Bu savaş Türkiye’de siyasal İslamcı başta radikaller olmak üzere acayip derecede tetikledi. Yalnız, bu kez baştakiler tabanının cihat talebini karşılamayacağa benziyor. Ekonomik krizin ortasında kanamayı durdurmak üzere sağdan soldan borç istediklerimiz Akdeniz’de savaş gemileri gelmişken Türkiye’nin çok fazla manevra kabiliyetinin olmadığı anlaşılıyor.

Üstelik içeride de güvenlik sorunları ile uğraşan bir devletin bölgeye ilişkin hamlelerinin iyi hesaplanması gerekiyor. Bu savaşın gidişatının bölgedeki tüm ülkeleri etkileyeceğini söylemek için kahin olmaya gerek yok. Buna karşın ben arka planda başka bir senaryonun da yürürlüğe konulduğunu düşünüyorum. Daha fazlasını konuşmak için erken. Bakalım… Zaman ne gösterecek?

İnsani taraf

Bu çatışma neredeyse İsrail’in kuruluşunun başından beri var. Filistin’in ulus mücadelesi zamanla bölünerek içinden farklı ideolojide birçok örgüt doğurmuş. Filistin Kurtuluş Örgütü(FKÖ) iki devletli çözümü savunduğu söylenirken, 1987’de kurulan Hamas, tam hakimiyet talep ettiği iddia ediliyor. Tabii meselenin dinler çatışmasına dönüşü, büyük ölçüde Hamas’ın kurulmasına denk düşüyor.

Türkiye’de bu çatışma, savaş, mücadele-ya da adı her neyse- her cenah tarafından başından beri farklı anlatılıyor. Muhafazakar kesim, tüm bu olanları, Müslüman soykırımı olarak aktarırken, sol kesim savaşı ulus mücadelesi bağlamında yorumluyor. Bana göre ise tüm anlatılar tıpkı Ortadoğu’daki diğer ülkelerde olduğu gib insan haklarının hiçe sayılmasını ıskalıyorlar. Orantısız şiddet, baskı, sokağa çıkma yasakları ve bunun gibi daha nicesi…

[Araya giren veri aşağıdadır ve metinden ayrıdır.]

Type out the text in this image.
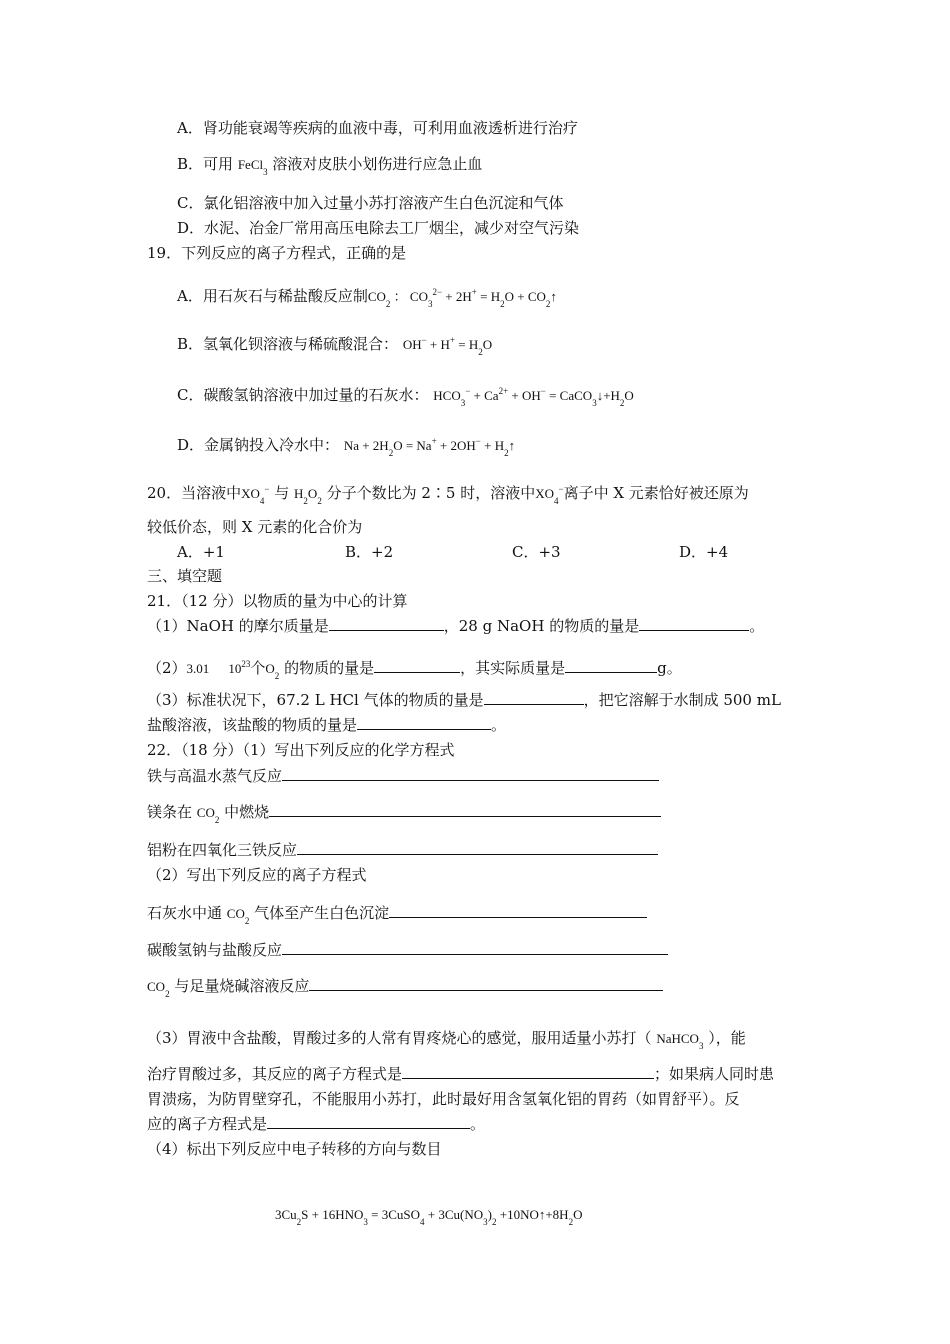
A．肾功能衰竭等疾病的血液中毒，可利用血液透析进行治疗
B．可用 FeCl$_3$ 溶液对皮肤小划伤进行应急止血
C．氯化铝溶液中加入过量小苏打溶液产生白色沉淀和气体
D．水泥、冶金厂常用高压电除去工厂烟尘，减少对空气污染
19．下列反应的离子方程式，正确的是
A．用石灰石与稀盐酸反应制$CO_2$ ： $CO_3^{2-} + 2H^+ = H_2O$ + $CO_2↑$
B．氢氧化钡溶液与稀硫酸混合： $OH^- + H^+ = H_2O$
C．碳酸氢钠溶液中加过量的石灰水： $HCO_3^- + Ca^{2+} + OH^-$ = $CaCO_3↓+H_2O$
D．金属钠投入冷水中： $Na + 2H_2O = Na^+ + 2OH^-$ + $H_2↑$
20．当溶液中$XO_4^-$ 与 $H_2O_2$ 分子个数比为 2∶5 时，溶液中$XO_4^-$离子中 X 元素恰好被还原为
较低价态，则 X 元素的化合价为
A．+1	B．+2	C．+3	D．+4
三、填空题
21．（12 分）以物质的量为中心的计算
（1）NaOH 的摩尔质量是	，28 g NaOH 的物质的量是	。
（2）3.01 $10^{23}$个$O_2$ 的物质的量是	，其实际质量是	g。
（3）标准状况下，67.2 L HCl 气体的物质的量是	，把它溶解于水制成 500 mL
盐酸溶液，该盐酸的物质的量是	。
22．（18 分）（1）写出下列反应的化学方程式
铁与高温水蒸气反应
镁条在 $CO_2$ 中燃烧
铝粉在四氧化三铁反应
（2）写出下列反应的离子方程式
石灰水中通 $CO_2$ 气体至产生白色沉淀
碳酸氢钠与盐酸反应
$CO_2$ 与足量烧碱溶液反应
（3）胃液中含盐酸，胃酸过多的人常有胃疼烧心的感觉，服用适量小苏打（ NaHCO$_3$ ），能
治疗胃酸过多，其反应的离子方程式是	；如果病人同时患
胃溃疡，为防胃壁穿孔，不能服用小苏打，此时最好用含氢氧化铝的胃药（如胃舒平）。反
应的离子方程式是	。
（4）标出下列反应中电子转移的方向与数目
$3Cu_2S + 16HNO_3$ = 3CuSO$_4$ + $3Cu(NO_3)_2$ $+10NO↑+8H_2O$
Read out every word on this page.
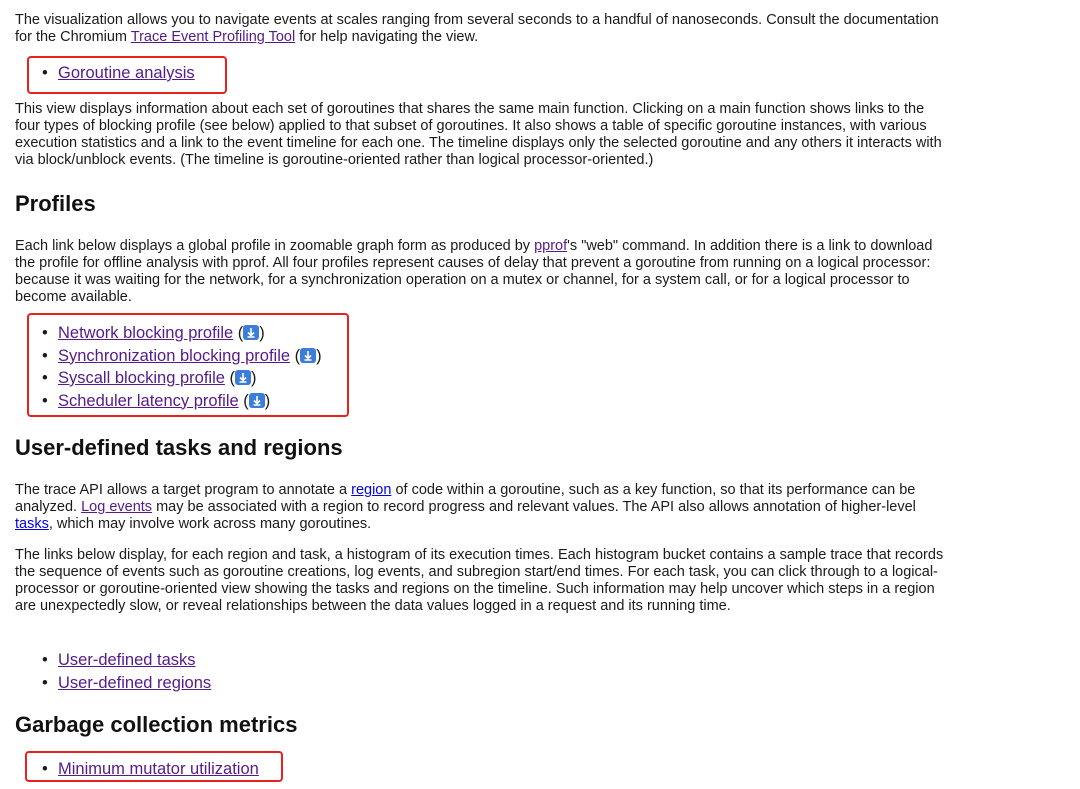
The visualization allows you to navigate events at scales ranging from several seconds to a handful of nanoseconds. Consult the documentation for the Chromium Trace Event Profiling Tool for help navigating the view.

• Goroutine analysis

This view displays information about each set of goroutines that shares the same main function. Clicking on a main function shows links to the four types of blocking profile (see below) applied to that subset of goroutines. It also shows a table of specific goroutine instances, with various execution statistics and a link to the event timeline for each one. The timeline displays only the selected goroutine and any others it interacts with via block/unblock events. (The timeline is goroutine-oriented rather than logical processor-oriented.)

Profiles

Each link below displays a global profile in zoomable graph form as produced by pprof's "web" command. In addition there is a link to download the profile for offline analysis with pprof. All four profiles represent causes of delay that prevent a goroutine from running on a logical processor: because it was waiting for the network, for a synchronization operation on a mutex or channel, for a system call, or for a logical processor to become available.

• Network blocking profile ( )
• Synchronization blocking profile ( )
• Syscall blocking profile ( )
• Scheduler latency profile ( )
User-defined tasks and regions

The trace API allows a target program to annotate a region of code within a goroutine, such as a key function, so that its performance can be analyzed. Log events may be associated with a region to record progress and relevant values. The API also allows annotation of higher-level tasks, which may involve work across many goroutines.

The links below display, for each region and task, a histogram of its execution times. Each histogram bucket contains a sample trace that records the sequence of events such as goroutine creations, log events, and subregion start/end times. For each task, you can click through to a logical-processor or goroutine-oriented view showing the tasks and regions on the timeline. Such information may help uncover which steps in a region are unexpectedly slow, or reveal relationships between the data values logged in a request and its running time.

• User-defined tasks
• User-defined regions
Garbage collection metrics
• Minimum mutator utilization
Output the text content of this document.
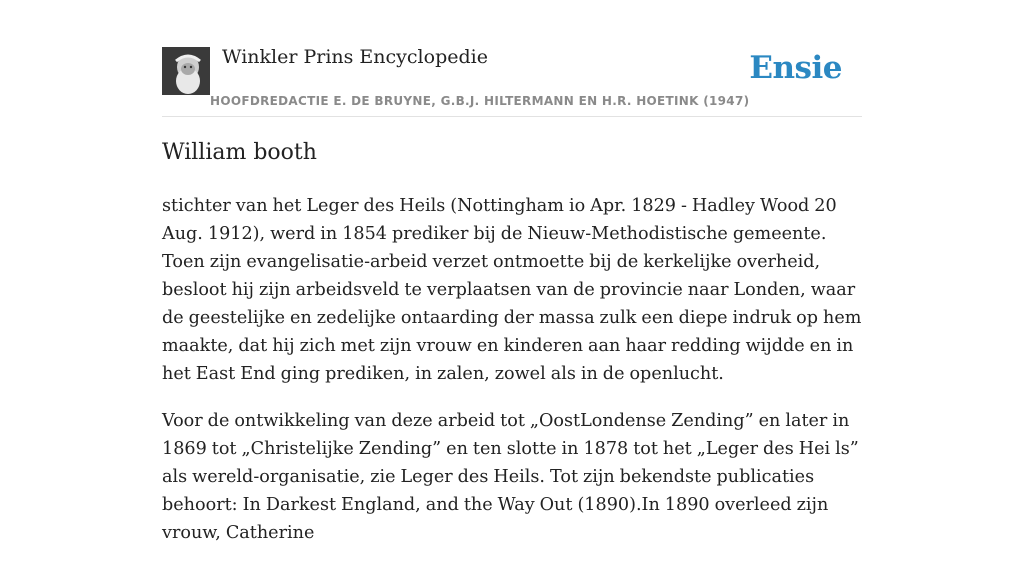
Winkler Prins Encyclopedie
HOOFDREDACTIE E. DE BRUYNE, G.B.J. HILTERMANN EN H.R. HOETINK (1947)
Ensie
William booth

stichter van het Leger des Heils (Nottingham io Apr. 1829 - Hadley Wood 20 Aug. 1912), werd in 1854 prediker bij de Nieuw-Methodistische gemeente. Toen zijn evangelisatie-arbeid verzet ontmoette bij de kerkelijke overheid, besloot hij zijn arbeidsveld te verplaatsen van de provincie naar Londen, waar de geestelijke en zedelijke ontaarding der massa zulk een diepe indruk op hem maakte, dat hij zich met zijn vrouw en kinderen aan haar redding wijdde en in het East End ging prediken, in zalen, zowel als in de openlucht.

Voor de ontwikkeling van deze arbeid tot „OostLondense Zending” en later in 1869 tot „Christelijke Zending” en ten slotte in 1878 tot het „Leger des Hei ls” als wereld-organisatie, zie Leger des Heils. Tot zijn bekendste publicaties behoort: In Darkest England, and the Way Out (1890).In 1890 overleed zijn vrouw, Catherine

Hepsi teknolojik ve diplomatik üstünlükten kaynaklanıyor. Üstelik İsrail’deki halkın sosyolojik yapısının iyi tetkik edildiğinden de emin değilim. Dil bilmeyenler yabancı kaynaklardan besleniyor, bilenler ise taraflı anlatıyor. Öte yandan bu bizim savaşımız değil. Üstelik bizim İsrail’de yaşayan ve Türkiye’de yaşayan Musevi kökenli birçok vatandaşımız var. Dolayısıyla tüm siyasi partilerin ülkemizdeki Musevi vatandaşları gözeterek açıklama yapmasını beklerdim. Ancak olmadı. Özellikle sol partilerden bu davayı sahiplenmek yerine barış çağrısı yapmalarını beklerdim. Ancak hayalim gerçekleşmedi. Savaşların en kötü yanı insan zihnini dramatik bir biçimde manipüle ederek taraf olmaya zorlamasıdır. Çok sevdiğim bir söz var; ‘en kötü barış, en haklı savaştan iyidir’ diye… Akıbet ne olur? belirsiz. Buna rağmen şunu net söyleyebilirim ki savaşların kazananı yoktur.